Naima Charkaoui est également de l’opinion que les partis politiques jouent un rôle important. Une étude menée par la plateforme interculturelle a démontré que les partis sont en défaut en ce qui concerne l’assistance de politiciens allochtones. ‘Les politiciens allochtones ne sont pas pires ou meilleurs que les autres politiciens’, dit le directeur de la plateforme interculturelle. ‘Et dans une démocratie digne de son nom, les différents segments de la société devraient être représentés. Nous avons besoin de plus de politiciens d’origine allochtone, et je ne parle pas uniquement de Marocains ou de Turques.’ Charkaoui attire aussi l’attention sur la fonction exemplaire qu’ont ces politiciens allochtones. ‘Les jeunes voient alors qu’il est possible de participer à la politique.’ Youssef Aouriaghel est d’accord. ‘Malgré la critique que nous avons sur eux, l’actuelle génération de politiciens allochtones montre aux générations suivantes que jouer un rôle dans la politique soit possible.’

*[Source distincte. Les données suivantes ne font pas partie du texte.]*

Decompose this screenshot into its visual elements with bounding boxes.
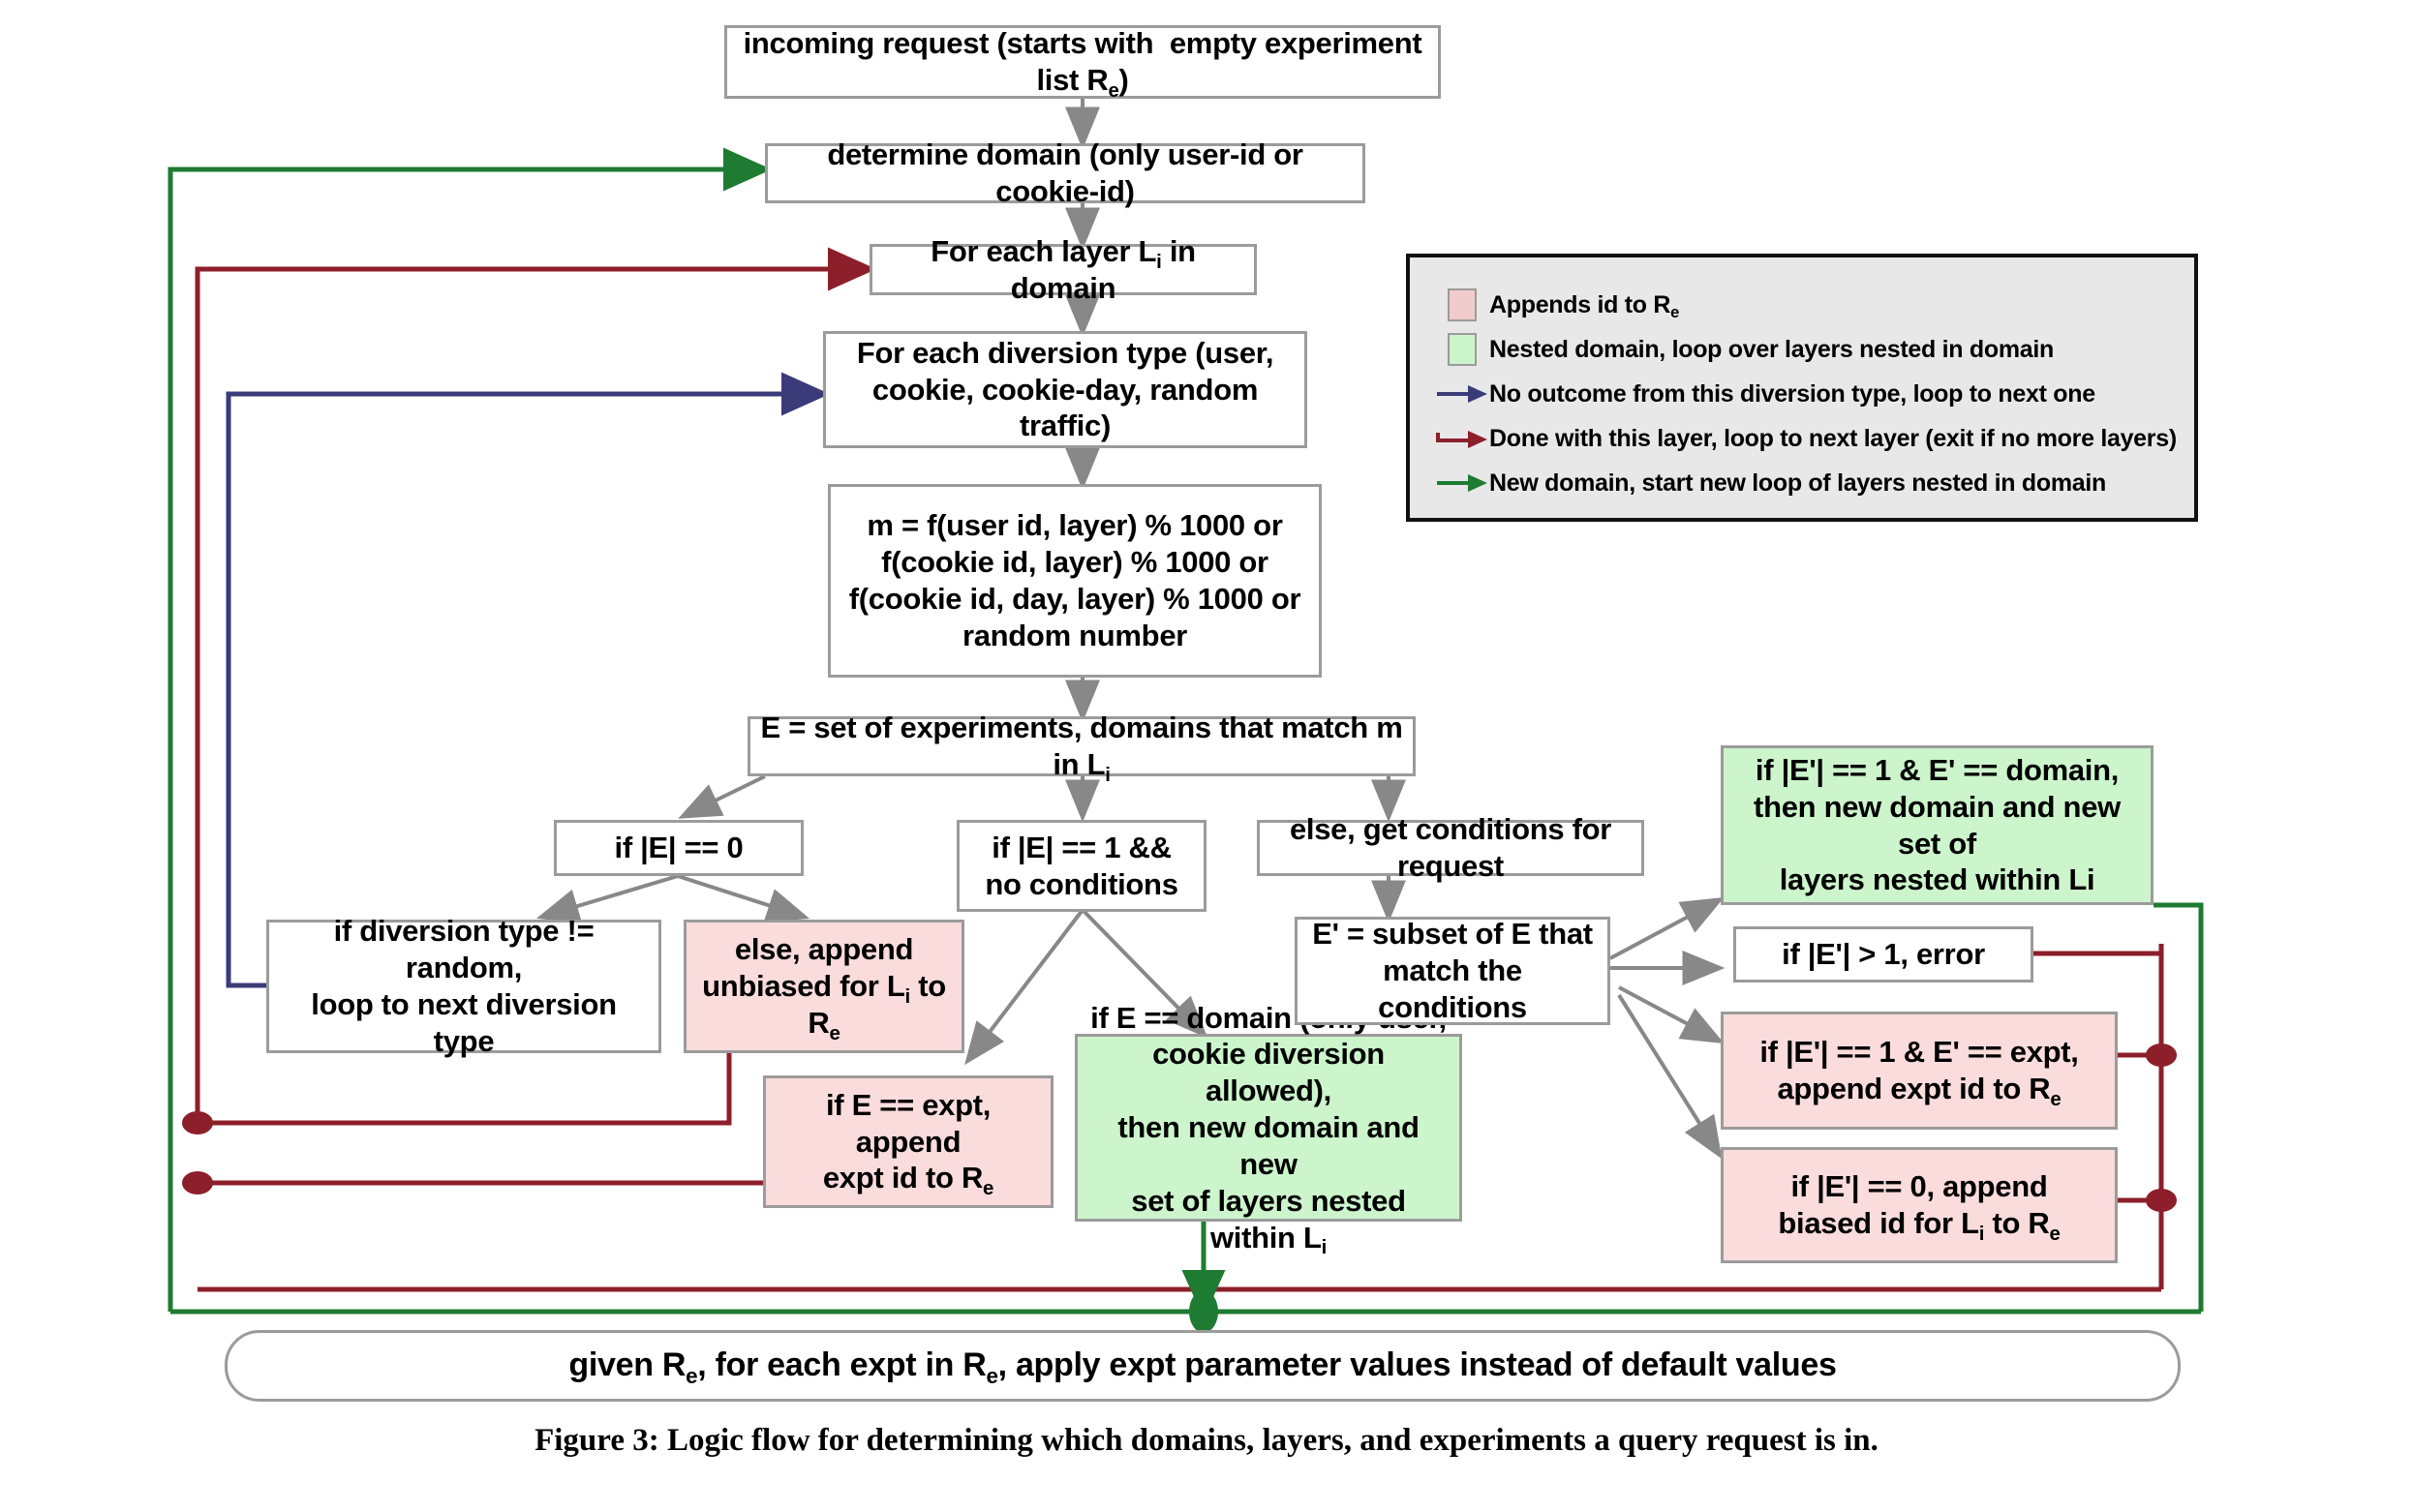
legend-item-new-domain: New domain, start new loop of layers nes… bbox=[1435, 461, 2194, 505]
legend-item-appends-id: Appends id to Re bbox=[1435, 283, 2194, 327]
node-e-prime-subset-label: E' = subset of E that match the condition… bbox=[1312, 917, 1593, 1024]
node-if-eprime-one-expt: if |E'| == 1 & E' == expt, append expt id… bbox=[1721, 1012, 2118, 1130]
node-if-eprime-one-domain-label: if |E'| == 1 & E' == domain, then new dom… bbox=[1754, 752, 2121, 897]
node-if-e-one-no-conditions-label: if |E| == 1 && no conditions bbox=[985, 830, 1178, 901]
node-if-eprime-gt-one-error-label: if |E'| > 1, error bbox=[1782, 937, 1985, 972]
node-for-each-layer-label: For each layer Li in domain bbox=[931, 233, 1196, 305]
legend-item-done-with-layer: Done with this layer, loop to next layer… bbox=[1435, 416, 2194, 461]
node-else-get-conditions: else, get conditions for request bbox=[1257, 812, 1644, 883]
node-for-each-diversion-type: For each diversion type (user, cookie, co… bbox=[823, 331, 1307, 448]
node-if-eprime-gt-one-error: if |E'| > 1, error bbox=[1733, 926, 2033, 983]
figure-canvas: incoming request (starts with empty expe… bbox=[0, 0, 2413, 1512]
node-e-set: E = set of experiments, domains that mat… bbox=[748, 711, 1416, 786]
legend-nested-domain-label: Nested domain, loop over layers nested i… bbox=[1489, 335, 2054, 363]
node-final-apply-params: given Re, for each expt in Re, apply exp… bbox=[225, 1330, 2181, 1402]
node-incoming-request-label: incoming request (starts with empty expe… bbox=[743, 26, 1422, 102]
legend-new-domain-label: New domain, start new loop of layers nes… bbox=[1489, 469, 2106, 497]
darkred-arrow-icon bbox=[1435, 428, 1489, 449]
green-junction-dot bbox=[1189, 1290, 1218, 1333]
node-incoming-request: incoming request (starts with empty expe… bbox=[724, 25, 1441, 102]
legend-item-no-outcome: No outcome from this diversion type, loo… bbox=[1435, 372, 2194, 416]
green-arrow-icon bbox=[1435, 472, 1489, 494]
node-else-get-conditions-label: else, get conditions for request bbox=[1289, 812, 1612, 883]
node-else-append-unbiased: else, append unbiased for Li to Re bbox=[684, 920, 964, 1053]
node-if-e-zero: if |E| == 0 bbox=[554, 820, 804, 876]
pink-swatch-icon bbox=[1435, 288, 1489, 321]
node-else-append-unbiased-label: else, append unbiased for Li to Re bbox=[702, 932, 946, 1044]
node-if-diversion-not-random-label: if diversion type != random, loop to next… bbox=[311, 914, 617, 1058]
node-e-prime-subset: E' = subset of E that match the condition… bbox=[1295, 917, 1610, 1025]
node-if-diversion-not-random: if diversion type != random, loop to next… bbox=[266, 914, 661, 1058]
node-for-each-layer: For each layer Li in domain bbox=[870, 234, 1257, 305]
legend-done-with-layer-label: Done with this layer, loop to next layer… bbox=[1489, 424, 2177, 452]
node-if-e-domain-label: if E == domain (only user, cookie diversi… bbox=[1090, 1000, 1447, 1259]
node-if-e-expt-append: if E == expt, append expt id to Re bbox=[763, 1075, 1054, 1208]
legend-no-outcome-label: No outcome from this diversion type, loo… bbox=[1489, 379, 2095, 408]
node-if-eprime-one-expt-label: if |E'| == 1 & E' == expt, append expt id… bbox=[1759, 1035, 2079, 1110]
node-determine-domain: determine domain (only user-id or cookie… bbox=[765, 137, 1365, 208]
legend: Appends id to Re Nested domain, loop ove… bbox=[1406, 254, 2198, 522]
node-determine-domain-label: determine domain (only user-id or cookie… bbox=[827, 137, 1303, 208]
node-if-e-domain: if E == domain (only user, cookie diversi… bbox=[1075, 1001, 1462, 1258]
node-if-e-one-no-conditions: if |E| == 1 && no conditions bbox=[957, 820, 1206, 912]
node-m-formula-label: m = f(user id, layer) % 1000 or f(cookie … bbox=[848, 508, 1301, 652]
node-if-eprime-zero: if |E'| == 0, append biased id for Li to … bbox=[1721, 1147, 2118, 1263]
node-if-e-zero-label: if |E| == 0 bbox=[614, 831, 744, 865]
node-for-each-diversion-type-label: For each diversion type (user, cookie, co… bbox=[856, 335, 1274, 443]
node-final-apply-params-label: given Re, for each expt in Re, apply exp… bbox=[568, 1346, 1837, 1388]
node-if-eprime-one-domain: if |E'| == 1 & E' == domain, then new dom… bbox=[1721, 745, 2153, 905]
node-e-set-label: E = set of experiments, domains that mat… bbox=[760, 711, 1403, 786]
green-swatch-icon bbox=[1435, 333, 1489, 366]
navy-arrow-icon bbox=[1435, 383, 1489, 405]
navy-loop-connector bbox=[226, 372, 830, 988]
node-if-eprime-zero-label: if |E'| == 0, append biased id for Li to … bbox=[1778, 1169, 2061, 1245]
node-if-e-expt-append-label: if E == expt, append expt id to Re bbox=[822, 1087, 994, 1200]
figure-caption: Figure 3: Logic flow for determining whi… bbox=[535, 1423, 1878, 1458]
node-m-formula: m = f(user id, layer) % 1000 or f(cookie … bbox=[828, 484, 1322, 678]
legend-item-nested-domain: Nested domain, loop over layers nested i… bbox=[1435, 327, 2194, 372]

Ce texte a été réalisé à partir de conversations avec les femmes d’Almostaqbal vzw, Bilal Benyaich, Fouad Gandoul, Mohamed Chakkar, Selamat Belkiran, Youssef Aouriaghel, Karim Boutkabout, Fatiha B., Mohamed Benhaddou, Meryem Kanmaz, Naima Charkaoui, Ahmed Z., Bouchra Lachkar, Mourad Bekkour et les politiciens Mohamed Ridouani, Nahima Lanjri, Ergün Top, Karim Bachar, Meyrem Almaci et Fouad Ahidar.